First Minister Humza Yousaf urged the Prime Minister to ask the Indian government for the release of a Scottish blogger who has been in jail there for more than five years.
Yousaf wrote Sunak on Saturday, saying that Sikh blogger Jagtar Singh Johal has been wrongfully imprisoned and urged him to take a “direct approach” to make progress in the case.
Mr Singh Johal, born in Scotland and from Dumbarton, was in Punjab in northern India for his wedding in 2017 when his family say he was arrested and bundled into an unmarked car.
Yousaf said he has been accused of terrorist activity, including involvement in the murder of Hindu nationalist leader Ravinder Gosain in 2015.
He added that Mr Singh Johal has been tortured, including through electric shocks, and is facing the death penalty.
In his letter, the First Minister said: “Jagtar has now been imprisoned in India for over 2,000 days.
“In May 2022, the UN Working Group on Arbitrary Detention concluded that Jagtar Singh Johal had been arbitrarily detained and his detention breached international human rights law.

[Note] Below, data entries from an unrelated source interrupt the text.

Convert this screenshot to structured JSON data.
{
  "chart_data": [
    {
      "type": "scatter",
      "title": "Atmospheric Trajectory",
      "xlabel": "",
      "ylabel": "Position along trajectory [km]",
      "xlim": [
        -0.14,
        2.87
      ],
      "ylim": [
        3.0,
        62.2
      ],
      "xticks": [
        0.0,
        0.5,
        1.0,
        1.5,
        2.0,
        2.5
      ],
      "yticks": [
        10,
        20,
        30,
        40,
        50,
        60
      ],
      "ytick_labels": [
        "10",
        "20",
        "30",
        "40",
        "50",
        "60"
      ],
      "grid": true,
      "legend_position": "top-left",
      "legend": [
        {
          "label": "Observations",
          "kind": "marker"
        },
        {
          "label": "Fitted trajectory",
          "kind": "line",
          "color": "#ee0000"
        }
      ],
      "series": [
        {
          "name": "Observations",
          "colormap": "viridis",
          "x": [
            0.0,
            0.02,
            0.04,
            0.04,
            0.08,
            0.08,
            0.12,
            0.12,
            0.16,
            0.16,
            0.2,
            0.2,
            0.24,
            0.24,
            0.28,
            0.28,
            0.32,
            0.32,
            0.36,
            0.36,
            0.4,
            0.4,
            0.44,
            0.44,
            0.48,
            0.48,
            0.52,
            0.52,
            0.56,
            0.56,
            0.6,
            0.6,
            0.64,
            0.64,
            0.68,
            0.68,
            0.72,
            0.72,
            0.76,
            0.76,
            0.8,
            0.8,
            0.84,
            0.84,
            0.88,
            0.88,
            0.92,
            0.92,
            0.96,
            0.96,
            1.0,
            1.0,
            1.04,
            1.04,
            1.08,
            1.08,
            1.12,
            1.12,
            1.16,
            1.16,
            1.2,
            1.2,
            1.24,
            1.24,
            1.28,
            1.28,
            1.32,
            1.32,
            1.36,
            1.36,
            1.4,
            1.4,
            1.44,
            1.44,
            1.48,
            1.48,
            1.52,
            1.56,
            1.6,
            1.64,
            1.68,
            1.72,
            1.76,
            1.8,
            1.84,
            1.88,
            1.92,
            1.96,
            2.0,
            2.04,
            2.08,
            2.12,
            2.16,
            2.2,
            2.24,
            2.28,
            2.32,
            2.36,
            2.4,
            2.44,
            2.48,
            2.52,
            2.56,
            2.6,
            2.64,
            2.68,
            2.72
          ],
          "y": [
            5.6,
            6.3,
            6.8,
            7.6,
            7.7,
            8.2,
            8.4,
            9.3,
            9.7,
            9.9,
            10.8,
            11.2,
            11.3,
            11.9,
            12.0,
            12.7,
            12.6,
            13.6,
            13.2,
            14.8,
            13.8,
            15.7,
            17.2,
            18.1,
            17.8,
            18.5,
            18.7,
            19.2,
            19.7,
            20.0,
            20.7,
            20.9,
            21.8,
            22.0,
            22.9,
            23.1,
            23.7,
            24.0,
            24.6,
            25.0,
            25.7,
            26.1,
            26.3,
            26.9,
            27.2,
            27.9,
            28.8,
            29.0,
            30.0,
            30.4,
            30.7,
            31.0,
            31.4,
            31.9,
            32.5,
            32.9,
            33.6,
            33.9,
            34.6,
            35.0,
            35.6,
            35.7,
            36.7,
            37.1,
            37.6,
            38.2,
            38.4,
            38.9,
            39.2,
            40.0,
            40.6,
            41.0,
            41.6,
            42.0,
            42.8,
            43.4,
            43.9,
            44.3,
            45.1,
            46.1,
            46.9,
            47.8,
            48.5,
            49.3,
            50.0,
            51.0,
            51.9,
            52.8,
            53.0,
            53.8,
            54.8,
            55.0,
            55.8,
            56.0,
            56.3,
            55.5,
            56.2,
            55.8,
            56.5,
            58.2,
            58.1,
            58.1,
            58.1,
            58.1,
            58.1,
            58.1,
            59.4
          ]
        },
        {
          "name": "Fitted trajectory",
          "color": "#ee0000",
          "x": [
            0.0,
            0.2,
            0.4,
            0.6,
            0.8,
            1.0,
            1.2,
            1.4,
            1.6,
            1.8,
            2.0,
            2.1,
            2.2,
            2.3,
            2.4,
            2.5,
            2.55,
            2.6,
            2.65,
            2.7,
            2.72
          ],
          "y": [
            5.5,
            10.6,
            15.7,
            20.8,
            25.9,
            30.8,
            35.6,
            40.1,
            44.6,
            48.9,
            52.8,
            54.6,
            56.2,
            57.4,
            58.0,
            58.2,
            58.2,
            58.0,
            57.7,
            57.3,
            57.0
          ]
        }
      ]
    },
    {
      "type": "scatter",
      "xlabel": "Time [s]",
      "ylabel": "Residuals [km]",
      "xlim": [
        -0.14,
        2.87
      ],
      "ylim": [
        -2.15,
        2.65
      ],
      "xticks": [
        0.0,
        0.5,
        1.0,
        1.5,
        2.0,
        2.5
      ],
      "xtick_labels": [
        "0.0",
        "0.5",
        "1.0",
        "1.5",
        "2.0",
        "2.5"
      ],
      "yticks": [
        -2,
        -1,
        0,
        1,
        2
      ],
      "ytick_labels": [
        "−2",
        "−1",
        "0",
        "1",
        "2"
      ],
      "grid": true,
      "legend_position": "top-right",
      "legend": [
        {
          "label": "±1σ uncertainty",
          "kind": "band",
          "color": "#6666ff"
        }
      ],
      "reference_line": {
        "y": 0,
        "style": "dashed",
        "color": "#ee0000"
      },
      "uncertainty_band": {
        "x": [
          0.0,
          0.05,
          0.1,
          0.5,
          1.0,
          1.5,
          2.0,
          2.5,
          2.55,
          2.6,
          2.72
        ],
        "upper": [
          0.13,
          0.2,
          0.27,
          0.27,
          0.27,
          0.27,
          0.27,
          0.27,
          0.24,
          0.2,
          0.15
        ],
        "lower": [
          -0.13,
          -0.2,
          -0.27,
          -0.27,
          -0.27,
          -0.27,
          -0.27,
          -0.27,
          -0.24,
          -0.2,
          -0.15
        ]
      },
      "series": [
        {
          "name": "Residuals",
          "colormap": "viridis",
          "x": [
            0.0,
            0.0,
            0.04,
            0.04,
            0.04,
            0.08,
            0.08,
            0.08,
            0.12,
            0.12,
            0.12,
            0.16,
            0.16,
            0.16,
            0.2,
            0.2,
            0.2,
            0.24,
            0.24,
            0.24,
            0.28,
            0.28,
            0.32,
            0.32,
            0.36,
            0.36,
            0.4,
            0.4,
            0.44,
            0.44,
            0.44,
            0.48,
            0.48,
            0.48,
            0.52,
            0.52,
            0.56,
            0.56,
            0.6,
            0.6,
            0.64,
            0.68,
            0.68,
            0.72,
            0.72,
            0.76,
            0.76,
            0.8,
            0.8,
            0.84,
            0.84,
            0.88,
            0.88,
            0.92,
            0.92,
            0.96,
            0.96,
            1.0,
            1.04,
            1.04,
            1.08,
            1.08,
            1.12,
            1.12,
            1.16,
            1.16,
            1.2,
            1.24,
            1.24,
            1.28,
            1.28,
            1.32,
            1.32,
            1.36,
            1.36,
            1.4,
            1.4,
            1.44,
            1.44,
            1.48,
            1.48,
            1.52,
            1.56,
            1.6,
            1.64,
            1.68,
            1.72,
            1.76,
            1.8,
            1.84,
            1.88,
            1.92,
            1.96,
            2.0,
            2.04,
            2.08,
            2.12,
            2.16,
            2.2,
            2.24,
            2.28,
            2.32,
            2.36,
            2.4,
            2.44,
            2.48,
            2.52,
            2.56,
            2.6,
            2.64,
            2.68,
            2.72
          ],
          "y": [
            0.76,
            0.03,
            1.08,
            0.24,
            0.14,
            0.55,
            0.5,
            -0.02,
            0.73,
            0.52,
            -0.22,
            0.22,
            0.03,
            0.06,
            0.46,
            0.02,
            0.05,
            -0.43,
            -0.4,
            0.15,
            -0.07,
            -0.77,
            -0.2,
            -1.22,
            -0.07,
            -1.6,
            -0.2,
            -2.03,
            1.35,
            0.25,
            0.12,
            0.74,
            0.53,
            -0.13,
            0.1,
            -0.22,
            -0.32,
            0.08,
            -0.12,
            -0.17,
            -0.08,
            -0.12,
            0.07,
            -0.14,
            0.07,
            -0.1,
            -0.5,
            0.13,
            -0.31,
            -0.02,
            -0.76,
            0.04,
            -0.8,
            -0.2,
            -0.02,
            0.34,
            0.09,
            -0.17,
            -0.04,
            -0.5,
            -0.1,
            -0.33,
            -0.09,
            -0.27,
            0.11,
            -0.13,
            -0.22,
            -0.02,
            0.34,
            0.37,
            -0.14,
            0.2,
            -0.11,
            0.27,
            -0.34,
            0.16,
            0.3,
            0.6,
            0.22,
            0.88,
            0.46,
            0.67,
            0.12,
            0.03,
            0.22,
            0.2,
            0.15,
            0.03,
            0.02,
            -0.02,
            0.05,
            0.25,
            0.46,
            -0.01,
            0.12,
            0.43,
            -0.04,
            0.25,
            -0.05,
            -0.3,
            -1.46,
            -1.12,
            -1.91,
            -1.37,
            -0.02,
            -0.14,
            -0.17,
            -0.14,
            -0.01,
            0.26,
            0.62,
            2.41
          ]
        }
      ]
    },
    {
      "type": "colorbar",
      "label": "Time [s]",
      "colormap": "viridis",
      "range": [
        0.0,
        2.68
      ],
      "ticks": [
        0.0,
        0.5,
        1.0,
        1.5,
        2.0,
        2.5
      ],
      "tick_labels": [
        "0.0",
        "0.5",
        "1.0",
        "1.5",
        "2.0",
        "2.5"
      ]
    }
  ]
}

“The clear recommendation of the report was that Jagtar Singh Johal should be immediately released. Yet Jagtar remains in prison.
“I am therefore writing to ask that you make a direct approach to the Government of India to ask for Jagtar’s immediate release in line with the UN Working Group’s unequivocal recommendation.
“This would give the family the reassurance of knowing that the UK Government is prioritising the protection of a citizen who has been wrongfully imprisoned.”
Yousaf met Gurpreet Singh Johal, the brother of Jagtar Singh Johal, earlier this month and vowed to keep lobbying for his release.
The Government has been criticised for taking a “very long time” to resolve Mr Johal’s case, with the husband of Nazanin Zaghari-Ratcliffe accusing MI5 and MI6 of supplying information that led to the Scottish Sikh blogger’s abduction and torture.
Ms Zaghari-Ratcliffe, who was released from prison in Iran in March 2022, joined a protest in central London last year year to call on the UK Government to do more for Mr Singh Johal.
A Foreign Office spokesman said: “We have consistently raised our concerns about Mr Johal’s case directly with the government of India, including his allegations of torture and his right to a fair trial – we are committed to doing what we can to assist him.”
The Foreign Office said it has raised its concerns, including Mr Johal’s allegations of torture, with the Indian government on more than 100 occasions and will continue to do so.
It said consular staff visit him regularly to check on his welfare and did so most recently on May 1. They also continue to attend relevant court hearings in an observer capacity.
The Foreign Secretary most recently discussed Mr Johal’s case with the Indian external affairs minister in New Delhi on March 1.